Understanding proper wine storage helps determine the wine rack or wine cabinet that’s right for you.
When it comes to storing wine, let it lie. Whether white or red wine, select a wine rack or wine cabinet that accommodates the bottles of wine lying on their side. This allows the cork to maintain moisture and the sediment to collect on the bottom of the bottle.
Of course, you will want to display your new, beautiful wine rack or wine cabinet in a prominent place in the home. But when selecting the location of your focal point, keep two key environmental factors in mind: light and temperature.
Avoid exposure to direct sunlight. Even if it isn’t warming your wine bottle to the touch, direct sunlight can be detrimental to your wine. This exposure will result in a change or loss in the flavor. If you have your heart set on displaying your wine in a sunny room, there are many wine cabinets or wine storage racks that can help reduce the exposure to direct sunlight.
Keep things cool. Ideally, you want to store your wine between 55 and 57ºF. Why? Heat affects the aging of wine by maturing it faster. If the wine matures too quickly, the fruit will develop a different taste and possibly lose its flavor.
Unable to keep things cool, but still want to store and display your wine? We have a solution for you. Don’t aim for long-term storage if warmer temperatures are unavoidable. Select and store wine you plan to enjoy in six months or less.
Select an area of the home for your wine storage that will remain under 70ºF and not experience wide temperature fluctuations. Temperature variations may cause the cork to expand and contract, letting air into the bottle. The wine can become oxidised under these conditions.
Strive for balance in your humidity levels. High-level humidity can cause deterioration of the wine labels.
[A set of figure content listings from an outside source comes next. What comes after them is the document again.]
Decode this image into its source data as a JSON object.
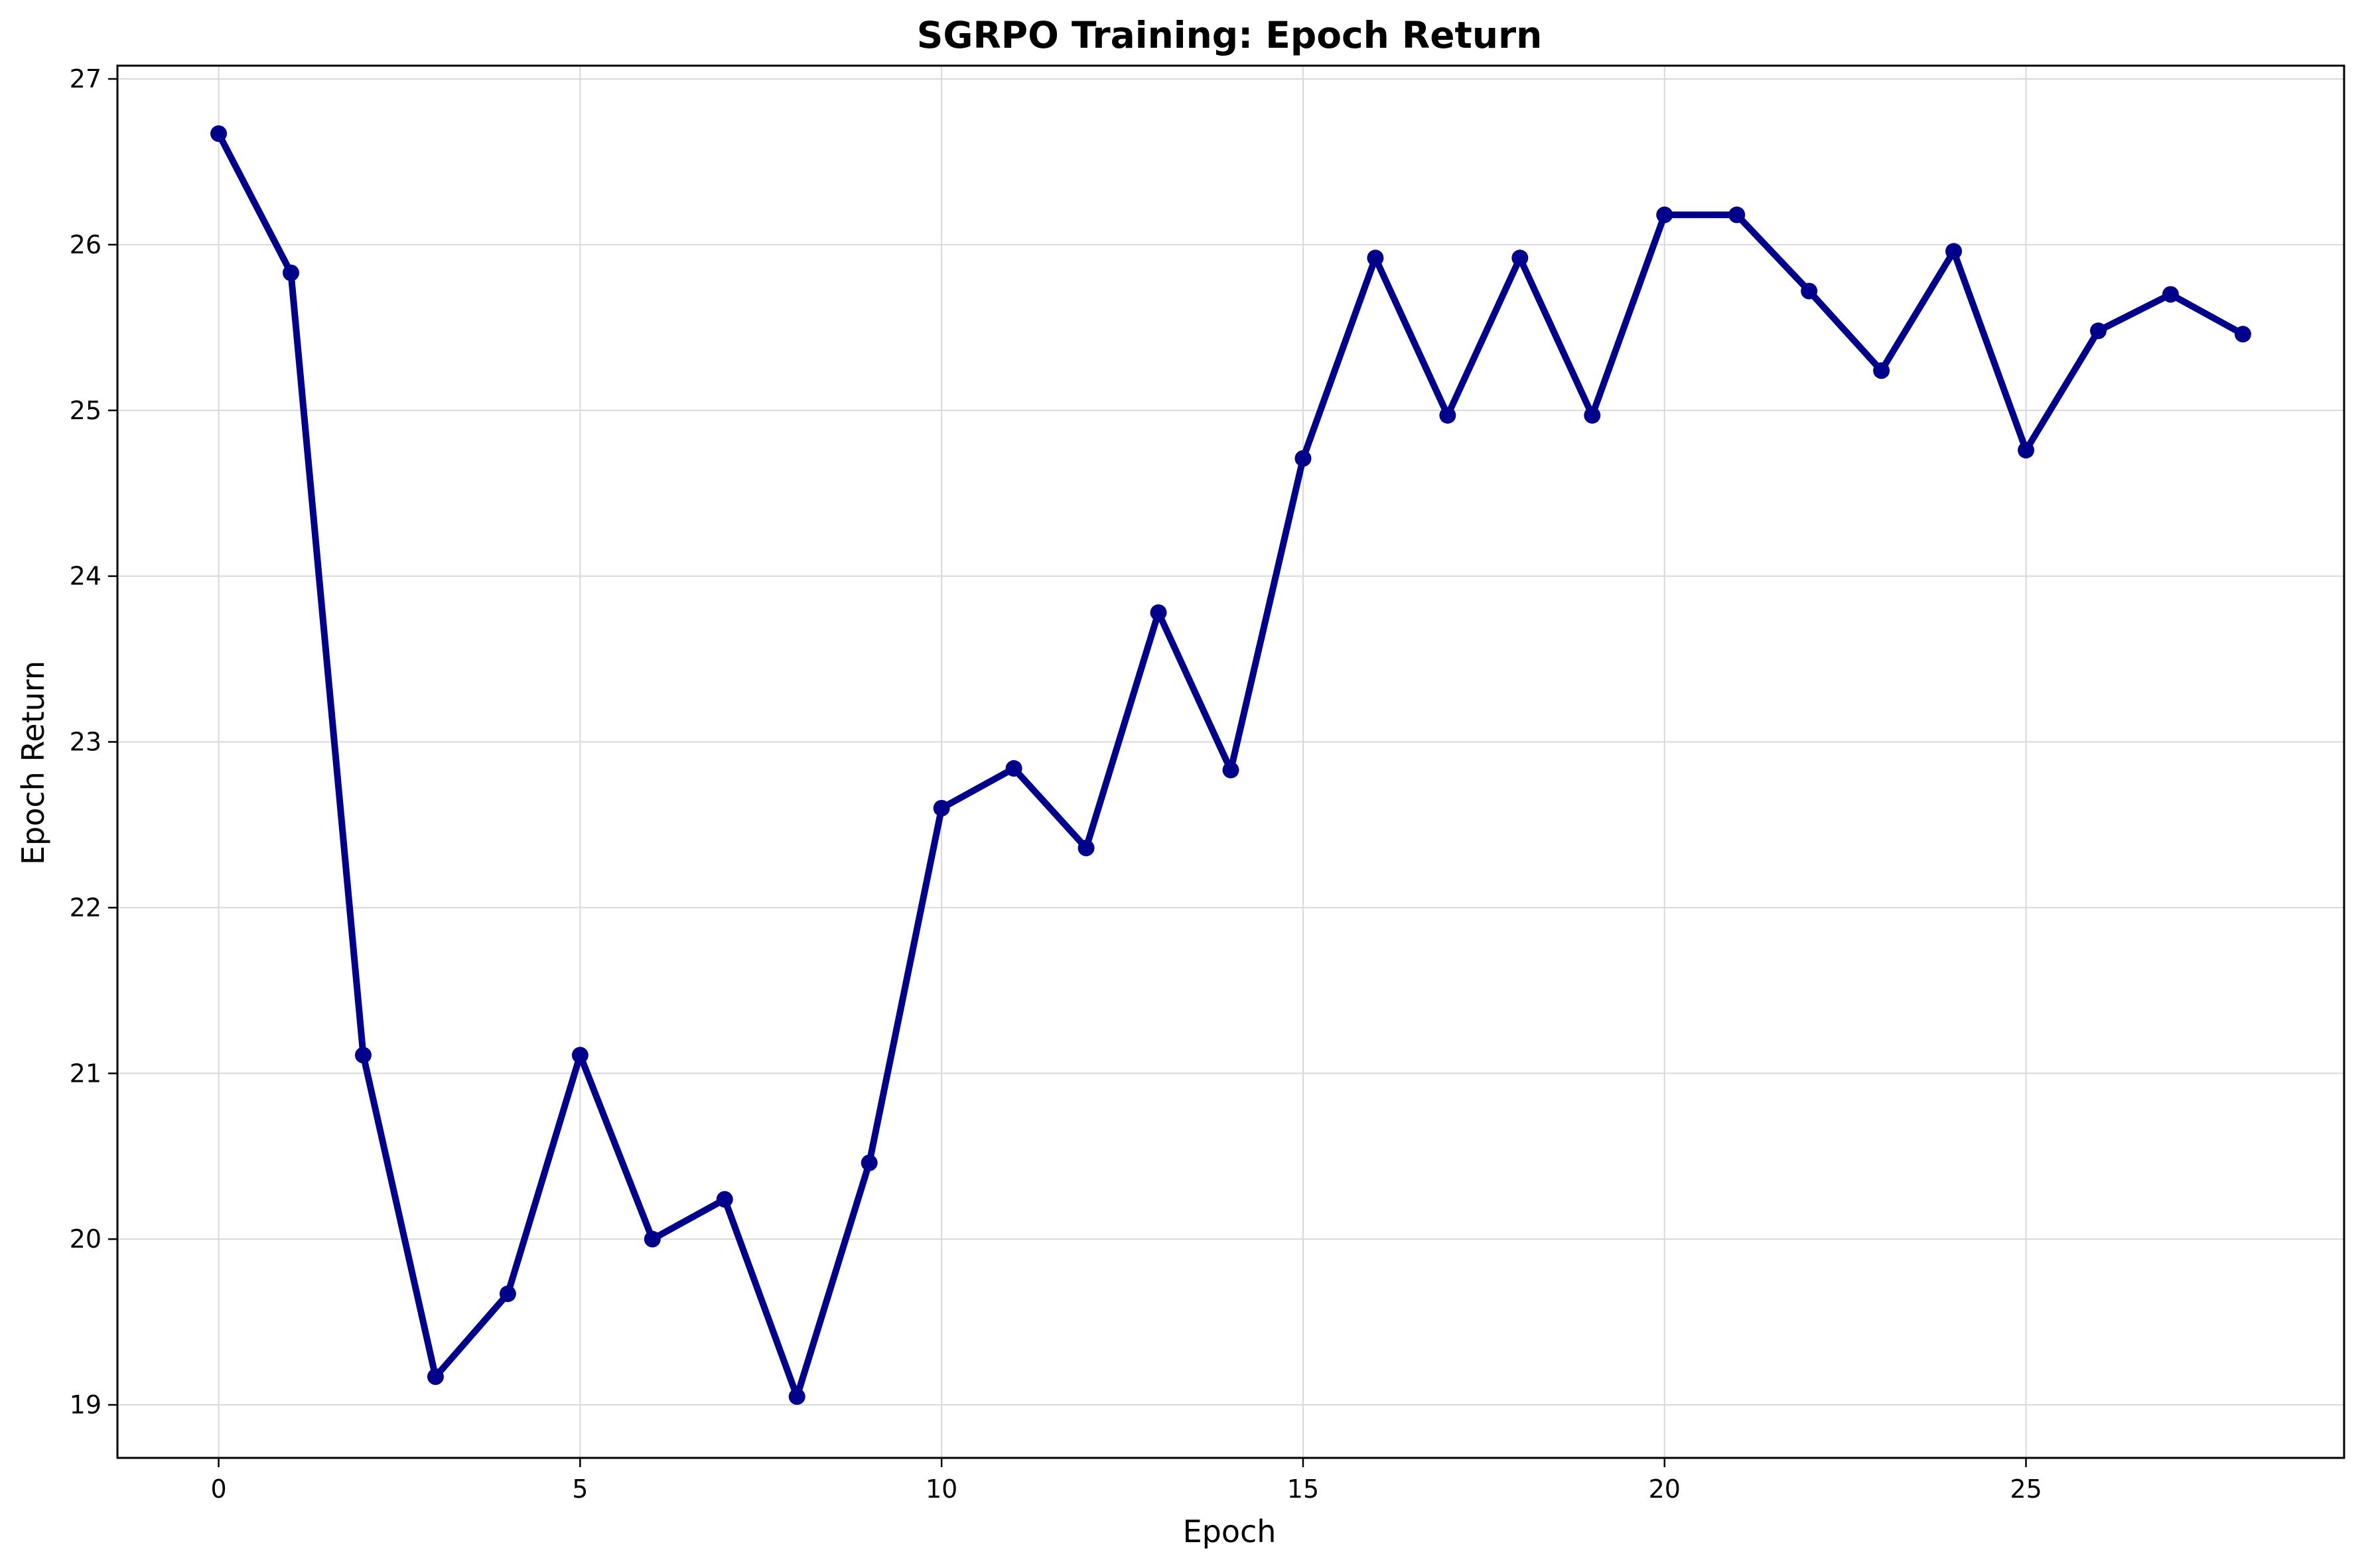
{
  "chart_data": {
    "type": "line",
    "title": "SGRPO Training: Epoch Return",
    "xlabel": "Epoch",
    "ylabel": "Epoch Return",
    "xlim": [
      -1.4,
      29.4
    ],
    "ylim": [
      18.68,
      27.08
    ],
    "xticks": [
      0,
      5,
      10,
      15,
      20,
      25
    ],
    "yticks": [
      19,
      20,
      21,
      22,
      23,
      24,
      25,
      26,
      27
    ],
    "grid": true,
    "line_color": "#00008b",
    "series": [
      {
        "x": [
          0,
          1,
          2,
          3,
          4,
          5,
          6,
          7,
          8,
          9,
          10,
          11,
          12,
          13,
          14,
          15,
          16,
          17,
          18,
          19,
          20,
          21,
          22,
          23,
          24,
          25,
          26,
          27,
          28
        ],
        "values": [
          26.67,
          25.83,
          21.11,
          19.17,
          19.67,
          21.11,
          20.0,
          20.24,
          19.05,
          20.46,
          22.6,
          22.84,
          22.36,
          23.78,
          22.83,
          24.71,
          25.92,
          24.97,
          25.92,
          24.97,
          26.18,
          26.18,
          25.72,
          25.24,
          25.96,
          24.76,
          25.48,
          25.7,
          25.46
        ]
      }
    ]
  }
}
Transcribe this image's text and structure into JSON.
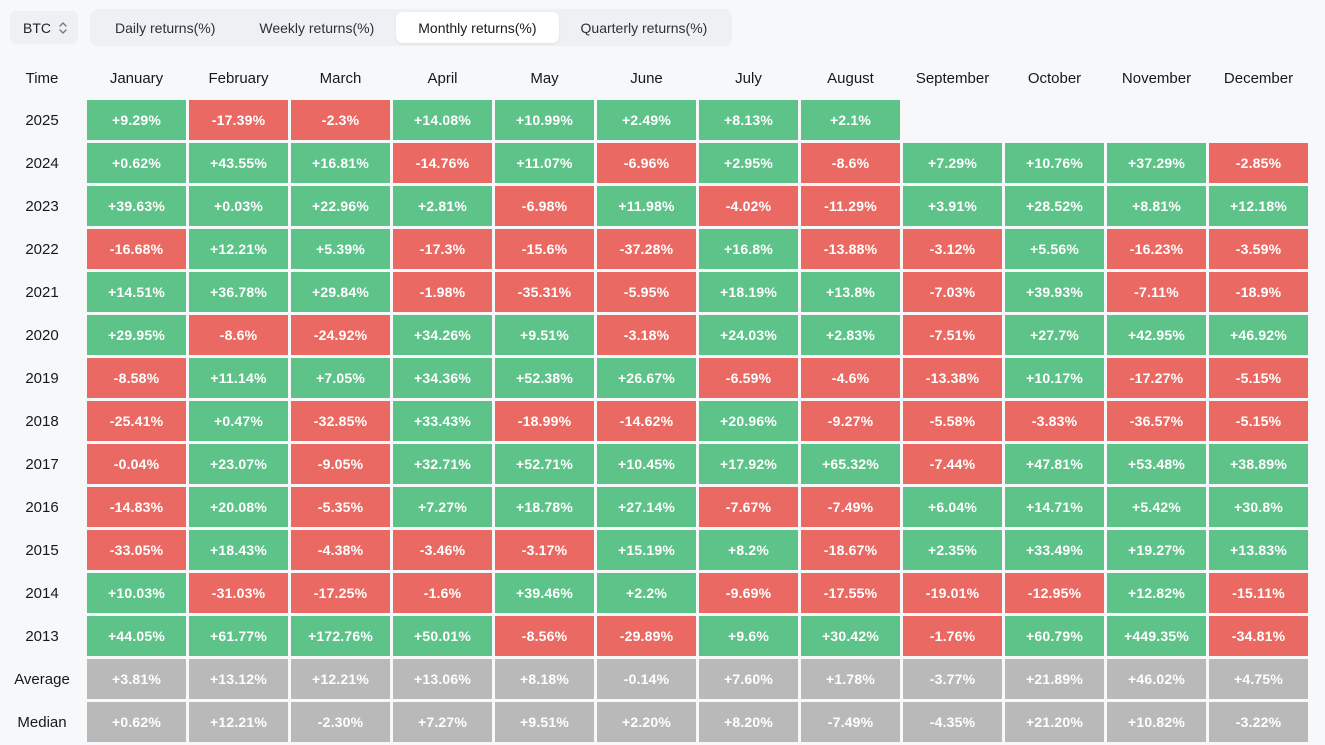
{
  "toolbar": {
    "symbol": "BTC",
    "tabs": [
      {
        "label": "Daily returns(%)",
        "active": false
      },
      {
        "label": "Weekly returns(%)",
        "active": false
      },
      {
        "label": "Monthly returns(%)",
        "active": true
      },
      {
        "label": "Quarterly returns(%)",
        "active": false
      }
    ]
  },
  "colors": {
    "positive": "#5dc389",
    "negative": "#ea6a63",
    "neutral": "#b9b9b9",
    "background": "#f7f8fa"
  },
  "chart_data": {
    "type": "heatmap",
    "title": "BTC Monthly returns(%)",
    "legend_position": "none",
    "columns": [
      "Time",
      "January",
      "February",
      "March",
      "April",
      "May",
      "June",
      "July",
      "August",
      "September",
      "October",
      "November",
      "December"
    ],
    "rows": [
      {
        "label": "2025",
        "neutral": false,
        "values": [
          "+9.29%",
          "-17.39%",
          "-2.3%",
          "+14.08%",
          "+10.99%",
          "+2.49%",
          "+8.13%",
          "+2.1%",
          "",
          "",
          "",
          ""
        ]
      },
      {
        "label": "2024",
        "neutral": false,
        "values": [
          "+0.62%",
          "+43.55%",
          "+16.81%",
          "-14.76%",
          "+11.07%",
          "-6.96%",
          "+2.95%",
          "-8.6%",
          "+7.29%",
          "+10.76%",
          "+37.29%",
          "-2.85%"
        ]
      },
      {
        "label": "2023",
        "neutral": false,
        "values": [
          "+39.63%",
          "+0.03%",
          "+22.96%",
          "+2.81%",
          "-6.98%",
          "+11.98%",
          "-4.02%",
          "-11.29%",
          "+3.91%",
          "+28.52%",
          "+8.81%",
          "+12.18%"
        ]
      },
      {
        "label": "2022",
        "neutral": false,
        "values": [
          "-16.68%",
          "+12.21%",
          "+5.39%",
          "-17.3%",
          "-15.6%",
          "-37.28%",
          "+16.8%",
          "-13.88%",
          "-3.12%",
          "+5.56%",
          "-16.23%",
          "-3.59%"
        ]
      },
      {
        "label": "2021",
        "neutral": false,
        "values": [
          "+14.51%",
          "+36.78%",
          "+29.84%",
          "-1.98%",
          "-35.31%",
          "-5.95%",
          "+18.19%",
          "+13.8%",
          "-7.03%",
          "+39.93%",
          "-7.11%",
          "-18.9%"
        ]
      },
      {
        "label": "2020",
        "neutral": false,
        "values": [
          "+29.95%",
          "-8.6%",
          "-24.92%",
          "+34.26%",
          "+9.51%",
          "-3.18%",
          "+24.03%",
          "+2.83%",
          "-7.51%",
          "+27.7%",
          "+42.95%",
          "+46.92%"
        ]
      },
      {
        "label": "2019",
        "neutral": false,
        "values": [
          "-8.58%",
          "+11.14%",
          "+7.05%",
          "+34.36%",
          "+52.38%",
          "+26.67%",
          "-6.59%",
          "-4.6%",
          "-13.38%",
          "+10.17%",
          "-17.27%",
          "-5.15%"
        ]
      },
      {
        "label": "2018",
        "neutral": false,
        "values": [
          "-25.41%",
          "+0.47%",
          "-32.85%",
          "+33.43%",
          "-18.99%",
          "-14.62%",
          "+20.96%",
          "-9.27%",
          "-5.58%",
          "-3.83%",
          "-36.57%",
          "-5.15%"
        ]
      },
      {
        "label": "2017",
        "neutral": false,
        "values": [
          "-0.04%",
          "+23.07%",
          "-9.05%",
          "+32.71%",
          "+52.71%",
          "+10.45%",
          "+17.92%",
          "+65.32%",
          "-7.44%",
          "+47.81%",
          "+53.48%",
          "+38.89%"
        ]
      },
      {
        "label": "2016",
        "neutral": false,
        "values": [
          "-14.83%",
          "+20.08%",
          "-5.35%",
          "+7.27%",
          "+18.78%",
          "+27.14%",
          "-7.67%",
          "-7.49%",
          "+6.04%",
          "+14.71%",
          "+5.42%",
          "+30.8%"
        ]
      },
      {
        "label": "2015",
        "neutral": false,
        "values": [
          "-33.05%",
          "+18.43%",
          "-4.38%",
          "-3.46%",
          "-3.17%",
          "+15.19%",
          "+8.2%",
          "-18.67%",
          "+2.35%",
          "+33.49%",
          "+19.27%",
          "+13.83%"
        ]
      },
      {
        "label": "2014",
        "neutral": false,
        "values": [
          "+10.03%",
          "-31.03%",
          "-17.25%",
          "-1.6%",
          "+39.46%",
          "+2.2%",
          "-9.69%",
          "-17.55%",
          "-19.01%",
          "-12.95%",
          "+12.82%",
          "-15.11%"
        ]
      },
      {
        "label": "2013",
        "neutral": false,
        "values": [
          "+44.05%",
          "+61.77%",
          "+172.76%",
          "+50.01%",
          "-8.56%",
          "-29.89%",
          "+9.6%",
          "+30.42%",
          "-1.76%",
          "+60.79%",
          "+449.35%",
          "-34.81%"
        ]
      },
      {
        "label": "Average",
        "neutral": true,
        "values": [
          "+3.81%",
          "+13.12%",
          "+12.21%",
          "+13.06%",
          "+8.18%",
          "-0.14%",
          "+7.60%",
          "+1.78%",
          "-3.77%",
          "+21.89%",
          "+46.02%",
          "+4.75%"
        ]
      },
      {
        "label": "Median",
        "neutral": true,
        "values": [
          "+0.62%",
          "+12.21%",
          "-2.30%",
          "+7.27%",
          "+9.51%",
          "+2.20%",
          "+8.20%",
          "-7.49%",
          "-4.35%",
          "+21.20%",
          "+10.82%",
          "-3.22%"
        ]
      }
    ]
  }
}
Low-level humidity can cause the cork to shrink, and oxidize the wine.
Even though you may have put a good dent in your wine collection, after a party there may be an opened bottle or two you would just hate to throw out. Save the wine with a vacuum seal and store it in the refrigerator. Store vertically. If bottles are positioned on their sides, you run the risk of leakage; plus, keeping the cork moist by storing horizontally is more for long-term storage, not short term. Note: some wines will not store well after being opened, while others may be good from one to three days. Some wines hold up well for a few days and others deteriorate quickly… so drink up and don’t waste.
Wine storage depends a great deal on how the wine was bottled. You will find cork, synthetic cork and screw cap bottles of wine. Cork is the traditional method for sealing. Corked bottles, as well as synthetic corked bottles, should always be stored on their sides.
In recent years some great wines have come out with a screw cap. Screw caps give wineries more control over environmental factors, while corked wines may develop an odor. The culprit is a chemical called 2,4,6-trichloroanisole or TCA, which causes wines to pick up a dank, moldy, wet cardboard left-in-your-basement smell. You won’t get sick from consuming a corked wine with TCA, but once your nose picks it up it makes the wine terribly unpleasant to consume. A screw cap better ensures that the wine will arrive at your table the way it was intended, since screw cap seals are less affected by environmental factors than cork sealed bottles.